On Wednesday we begin the day with EUR consumer confidence, which is expected slightly better than last month, however still in negative territory, this will come out alongside economic and industrial sentiment but showing signs of more positivity which could boost the Euro slightly. Later in the afternoon we have US Core PCE data which is heavily watched by the Fed and will be important prior to November’s Fed meeting, alongside US GDP data which is expected to show a 0.2% rise in GDP, which is positive for the USD. The UK budget will be in the middle of the day, and though we are not expecting any movement on Sterling, we are always mindful of Liz Truss type of events when it comes to the budget, I don’t believe there is anything coming that will shock the market, however I would tread carefully if trading GDP on Wednesday as bond prices will dictate GBP’s movement following the announcement.
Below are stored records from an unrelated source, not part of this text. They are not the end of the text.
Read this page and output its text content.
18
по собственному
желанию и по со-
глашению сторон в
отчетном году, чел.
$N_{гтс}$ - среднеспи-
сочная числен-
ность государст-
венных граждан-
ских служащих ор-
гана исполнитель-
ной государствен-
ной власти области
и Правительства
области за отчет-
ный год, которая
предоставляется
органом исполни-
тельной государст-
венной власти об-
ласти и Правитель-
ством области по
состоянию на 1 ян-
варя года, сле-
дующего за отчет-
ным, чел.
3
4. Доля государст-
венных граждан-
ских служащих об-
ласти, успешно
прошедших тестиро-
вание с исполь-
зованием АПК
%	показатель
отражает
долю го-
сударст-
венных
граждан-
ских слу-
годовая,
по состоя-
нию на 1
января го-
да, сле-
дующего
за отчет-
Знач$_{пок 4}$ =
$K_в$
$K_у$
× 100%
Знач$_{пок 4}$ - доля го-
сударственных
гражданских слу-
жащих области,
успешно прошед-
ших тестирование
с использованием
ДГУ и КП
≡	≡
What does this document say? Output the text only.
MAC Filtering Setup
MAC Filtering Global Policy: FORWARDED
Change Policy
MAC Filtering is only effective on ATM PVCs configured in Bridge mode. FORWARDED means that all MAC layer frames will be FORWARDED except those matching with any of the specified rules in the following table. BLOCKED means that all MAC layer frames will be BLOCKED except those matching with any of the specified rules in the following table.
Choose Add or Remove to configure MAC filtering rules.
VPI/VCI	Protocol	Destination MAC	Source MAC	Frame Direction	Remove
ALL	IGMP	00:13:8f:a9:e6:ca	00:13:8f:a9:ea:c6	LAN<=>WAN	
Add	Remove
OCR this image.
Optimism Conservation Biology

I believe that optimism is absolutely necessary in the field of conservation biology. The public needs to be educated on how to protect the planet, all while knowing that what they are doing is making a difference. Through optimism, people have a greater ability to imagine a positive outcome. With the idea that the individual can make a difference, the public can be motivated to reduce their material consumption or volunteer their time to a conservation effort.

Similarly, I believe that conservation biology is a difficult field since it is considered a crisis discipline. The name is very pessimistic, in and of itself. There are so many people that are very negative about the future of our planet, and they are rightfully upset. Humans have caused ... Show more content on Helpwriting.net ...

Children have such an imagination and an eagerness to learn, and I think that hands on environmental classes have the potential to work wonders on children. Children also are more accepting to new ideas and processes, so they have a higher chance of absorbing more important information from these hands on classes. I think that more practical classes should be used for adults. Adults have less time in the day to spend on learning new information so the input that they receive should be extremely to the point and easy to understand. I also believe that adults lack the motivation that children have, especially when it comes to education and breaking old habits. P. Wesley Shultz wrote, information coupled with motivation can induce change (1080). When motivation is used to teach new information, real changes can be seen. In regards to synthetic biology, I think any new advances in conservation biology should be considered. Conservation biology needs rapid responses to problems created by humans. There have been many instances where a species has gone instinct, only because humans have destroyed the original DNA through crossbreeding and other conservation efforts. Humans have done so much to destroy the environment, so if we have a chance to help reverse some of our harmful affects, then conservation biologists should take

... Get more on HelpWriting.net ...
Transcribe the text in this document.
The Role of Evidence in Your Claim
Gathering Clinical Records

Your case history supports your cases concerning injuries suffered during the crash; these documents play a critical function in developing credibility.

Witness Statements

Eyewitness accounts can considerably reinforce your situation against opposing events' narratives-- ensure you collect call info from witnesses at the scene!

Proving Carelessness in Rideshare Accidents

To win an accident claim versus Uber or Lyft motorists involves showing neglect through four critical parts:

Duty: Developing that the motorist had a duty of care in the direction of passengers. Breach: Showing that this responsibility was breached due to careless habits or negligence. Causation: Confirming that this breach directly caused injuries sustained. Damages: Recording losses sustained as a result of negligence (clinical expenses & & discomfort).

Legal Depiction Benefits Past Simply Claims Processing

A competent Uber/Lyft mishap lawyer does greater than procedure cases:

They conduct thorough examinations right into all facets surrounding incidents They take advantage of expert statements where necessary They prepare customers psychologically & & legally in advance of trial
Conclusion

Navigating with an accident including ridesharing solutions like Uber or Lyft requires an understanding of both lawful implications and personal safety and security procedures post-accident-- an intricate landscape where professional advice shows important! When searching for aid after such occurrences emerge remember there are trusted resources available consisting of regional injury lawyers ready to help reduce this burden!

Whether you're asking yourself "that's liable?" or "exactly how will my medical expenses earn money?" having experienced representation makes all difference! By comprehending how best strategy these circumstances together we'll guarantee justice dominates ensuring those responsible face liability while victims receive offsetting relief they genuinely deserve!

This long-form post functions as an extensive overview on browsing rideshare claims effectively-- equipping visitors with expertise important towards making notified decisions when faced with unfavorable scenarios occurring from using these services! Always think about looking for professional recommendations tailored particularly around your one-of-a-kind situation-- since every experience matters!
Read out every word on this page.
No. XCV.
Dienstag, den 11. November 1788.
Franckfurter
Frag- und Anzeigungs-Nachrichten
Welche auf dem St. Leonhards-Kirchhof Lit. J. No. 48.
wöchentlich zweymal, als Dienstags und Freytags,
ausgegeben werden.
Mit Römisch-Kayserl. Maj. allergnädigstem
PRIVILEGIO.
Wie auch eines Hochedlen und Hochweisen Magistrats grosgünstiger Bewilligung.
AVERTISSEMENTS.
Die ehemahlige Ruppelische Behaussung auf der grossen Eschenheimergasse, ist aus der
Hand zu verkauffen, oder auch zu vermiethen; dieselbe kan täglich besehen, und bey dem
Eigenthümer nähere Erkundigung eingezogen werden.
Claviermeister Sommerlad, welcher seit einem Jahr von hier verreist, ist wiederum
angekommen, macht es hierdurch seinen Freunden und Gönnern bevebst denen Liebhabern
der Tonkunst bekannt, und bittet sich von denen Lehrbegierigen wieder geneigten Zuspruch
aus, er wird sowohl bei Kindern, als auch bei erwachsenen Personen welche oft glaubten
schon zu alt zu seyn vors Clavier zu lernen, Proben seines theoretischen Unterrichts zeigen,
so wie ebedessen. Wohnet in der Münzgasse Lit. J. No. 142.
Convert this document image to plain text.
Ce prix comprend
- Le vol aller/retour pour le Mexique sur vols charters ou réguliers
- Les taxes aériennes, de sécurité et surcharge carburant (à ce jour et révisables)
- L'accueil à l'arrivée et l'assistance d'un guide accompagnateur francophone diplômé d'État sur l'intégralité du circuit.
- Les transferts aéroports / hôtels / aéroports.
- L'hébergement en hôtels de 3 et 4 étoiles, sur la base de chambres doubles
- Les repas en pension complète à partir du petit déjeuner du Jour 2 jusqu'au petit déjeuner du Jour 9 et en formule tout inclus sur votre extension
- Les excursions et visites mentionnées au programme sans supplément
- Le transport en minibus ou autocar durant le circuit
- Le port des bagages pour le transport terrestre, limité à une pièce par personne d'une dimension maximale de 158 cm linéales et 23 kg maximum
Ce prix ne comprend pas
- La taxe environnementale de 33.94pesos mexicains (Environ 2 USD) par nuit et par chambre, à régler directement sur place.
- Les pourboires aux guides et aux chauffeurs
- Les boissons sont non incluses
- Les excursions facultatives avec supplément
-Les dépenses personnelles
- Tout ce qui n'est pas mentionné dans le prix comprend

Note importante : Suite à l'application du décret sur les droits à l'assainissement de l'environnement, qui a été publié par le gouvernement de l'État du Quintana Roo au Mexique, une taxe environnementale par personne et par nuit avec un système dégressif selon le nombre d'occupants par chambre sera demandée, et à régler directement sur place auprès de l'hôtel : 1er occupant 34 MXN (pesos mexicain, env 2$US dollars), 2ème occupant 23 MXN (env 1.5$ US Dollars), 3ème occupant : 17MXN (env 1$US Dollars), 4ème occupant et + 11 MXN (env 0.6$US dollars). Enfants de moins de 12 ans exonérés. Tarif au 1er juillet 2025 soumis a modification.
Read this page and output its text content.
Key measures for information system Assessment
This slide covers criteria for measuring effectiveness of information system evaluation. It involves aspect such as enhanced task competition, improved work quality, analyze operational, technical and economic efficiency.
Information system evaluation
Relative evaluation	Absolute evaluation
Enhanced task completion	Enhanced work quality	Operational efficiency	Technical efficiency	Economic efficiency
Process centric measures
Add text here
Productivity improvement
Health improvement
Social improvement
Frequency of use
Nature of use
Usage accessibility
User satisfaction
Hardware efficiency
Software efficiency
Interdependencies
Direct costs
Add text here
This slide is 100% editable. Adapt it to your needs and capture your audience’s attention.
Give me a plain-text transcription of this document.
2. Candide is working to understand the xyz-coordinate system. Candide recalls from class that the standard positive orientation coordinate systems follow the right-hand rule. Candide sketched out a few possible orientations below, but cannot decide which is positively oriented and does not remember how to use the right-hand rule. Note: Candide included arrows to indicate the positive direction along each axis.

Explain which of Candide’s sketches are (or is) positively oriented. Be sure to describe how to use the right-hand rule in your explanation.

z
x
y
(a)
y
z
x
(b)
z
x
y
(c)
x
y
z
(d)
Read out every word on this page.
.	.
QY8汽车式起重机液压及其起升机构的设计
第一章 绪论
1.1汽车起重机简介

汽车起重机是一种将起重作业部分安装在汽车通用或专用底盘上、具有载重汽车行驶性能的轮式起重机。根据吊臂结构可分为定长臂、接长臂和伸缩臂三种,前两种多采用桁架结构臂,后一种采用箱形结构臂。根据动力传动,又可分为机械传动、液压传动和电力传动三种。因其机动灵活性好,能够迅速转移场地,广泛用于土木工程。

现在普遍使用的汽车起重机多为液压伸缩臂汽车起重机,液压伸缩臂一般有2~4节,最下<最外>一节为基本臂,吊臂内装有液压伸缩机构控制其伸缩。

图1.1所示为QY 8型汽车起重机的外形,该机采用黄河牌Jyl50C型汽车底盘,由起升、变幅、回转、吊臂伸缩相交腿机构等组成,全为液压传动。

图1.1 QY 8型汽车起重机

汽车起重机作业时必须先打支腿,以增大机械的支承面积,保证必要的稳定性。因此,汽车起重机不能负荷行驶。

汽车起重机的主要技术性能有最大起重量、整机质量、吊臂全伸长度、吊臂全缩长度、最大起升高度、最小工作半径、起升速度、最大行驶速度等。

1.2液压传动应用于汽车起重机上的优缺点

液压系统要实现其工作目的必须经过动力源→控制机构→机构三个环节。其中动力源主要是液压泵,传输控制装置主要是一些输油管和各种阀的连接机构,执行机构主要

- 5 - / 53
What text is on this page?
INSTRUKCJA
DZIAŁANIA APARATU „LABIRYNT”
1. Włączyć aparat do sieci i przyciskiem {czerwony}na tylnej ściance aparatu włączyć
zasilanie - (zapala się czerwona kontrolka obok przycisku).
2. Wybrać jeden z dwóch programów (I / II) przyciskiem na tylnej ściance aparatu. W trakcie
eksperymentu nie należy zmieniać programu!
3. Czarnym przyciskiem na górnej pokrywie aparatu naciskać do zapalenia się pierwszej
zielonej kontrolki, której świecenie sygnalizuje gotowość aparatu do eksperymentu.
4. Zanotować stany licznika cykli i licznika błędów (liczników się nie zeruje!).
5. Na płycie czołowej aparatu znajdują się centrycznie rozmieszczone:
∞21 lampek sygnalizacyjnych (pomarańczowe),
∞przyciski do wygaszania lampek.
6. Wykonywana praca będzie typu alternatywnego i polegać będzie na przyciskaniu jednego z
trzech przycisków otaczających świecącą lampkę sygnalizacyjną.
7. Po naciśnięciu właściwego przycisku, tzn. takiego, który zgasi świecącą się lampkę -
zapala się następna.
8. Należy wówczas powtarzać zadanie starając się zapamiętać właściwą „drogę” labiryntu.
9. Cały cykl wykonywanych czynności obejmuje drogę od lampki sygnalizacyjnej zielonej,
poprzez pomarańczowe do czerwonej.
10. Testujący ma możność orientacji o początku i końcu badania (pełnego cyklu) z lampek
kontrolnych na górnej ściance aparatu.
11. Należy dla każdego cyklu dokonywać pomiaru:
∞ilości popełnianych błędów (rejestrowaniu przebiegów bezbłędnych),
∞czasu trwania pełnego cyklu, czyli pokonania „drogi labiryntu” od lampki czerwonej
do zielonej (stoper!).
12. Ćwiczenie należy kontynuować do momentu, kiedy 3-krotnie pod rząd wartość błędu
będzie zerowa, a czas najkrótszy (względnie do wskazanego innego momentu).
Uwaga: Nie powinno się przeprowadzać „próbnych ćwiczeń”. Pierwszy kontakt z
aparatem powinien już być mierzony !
On Thursday, we have flash CPI out of Europe which is expected to stay in the 2.7% area, any movement from here could affect the market but expectation is generally quite stable currently, more importantly we have EUR unemployment data which is expected out at 6.4%, if we see anything lower then we could have a weaker Euro into Thursday afternoon. The most important release on Thursday is jobless claims and core PCE data, we are expecting strong jobs data prior to the election so we could have a stronger Dollar on Thursday afternoon.

As Friday is the first Friday of the month we have quite a few U.S releases, the first being Non farm Payrolls, this will also be coupled with manufacturing PMI’s which should make for a volatile afternoon, as this is the last NFP’s before the election and next Fed meeting, expect a lot of volatility, we are expecting strong jobs numbers however any change in that could affect the Dollar against the Euro and Sterling.